Most oppressive to Mr. Domscheit-Berg was Mr. Assange’s autocratic management style: He brooked no criticism and didn’t even want staffers discussing WikiLeaks matters among themselves, outside his presence. “Do not challenge leadership in times of crisis” was Mr. Assange’s repeated answer to his underling’s complaints.
Some of those complaints involved matters of great moment. On the eve of publishing 91,000 U.S. military documents about Afghanistan, Mr. Domscheit-Berg learned only at the last minute that the names of Afghan civilians mentioned in the cables had not been deleted. (Mr. Assange, evidently, had promised the New York Times, the Guardian and Der Spiegel, his media collaborators, that they would be.) Too late. The documents went up on the Web and innocent individuals were put in jeopardy of retribution from the Taliban.

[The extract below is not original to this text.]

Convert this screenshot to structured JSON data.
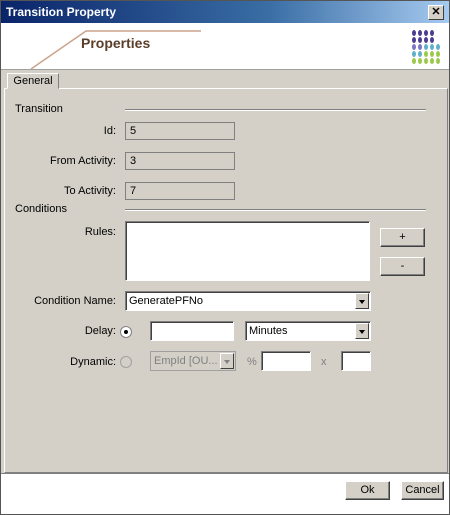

Despite such dangerous lapses, the organization, as Mr. Domscheit-Berg sees it, was operating in the service of a good cause—or causes. One was radical transparency: the dissemination of information according to a principle of “strict neutrality.” If secrets came in, they were to go out, no matter where the chips fell.
But such neutrality, it is clear from “Inside WikiLeaks,” existed alongside a decidedly non-neutral objective: combating the U.S. By publishing America’s secrets, writes Mr. Domscheit-Berg, “we were seeking out the biggest possible adversary.” American intervention around the world was a “grievous sin” and “the suspicion could hardly be dismissed outright that the United States waged war partly for economic reasons.”
If Mr. Assange emerges from the pages on “Inside WikiLeaks” as a fairly ghastly human being, Mr. Domscheit-Berg does not come out looking much better. Apart from his own acknowledged dishonesty as the organization’s spokesman, he still shares his former idol’s toxic political views. He proudly calls WikiLeaks the “world’s most dangerous website” and recently launched his own Assange-free version, called OpenLeaks.
More than anything else, there is remarkable shallowness to Mr. Domscheit-Berg’s memoir. He spends more space detailing the gossip in hacker circles or chronicling mundane matters (dinner one night was “meat, potatoes, and cauliflower”) than addressing the profound questions of secrecy and openness in modern life. Nonetheless, by blowing the whistle on the world’s most famous whistleblower, Mr. Domscheit-Berg has performed a public service.
Mr. Schoenfeld, a senior fellow at the Hudson Institute and a resident scholar at the Witherspoon Institute, is the author of “Necessary Secrets: National Security, the Media, and the Rule of Law.”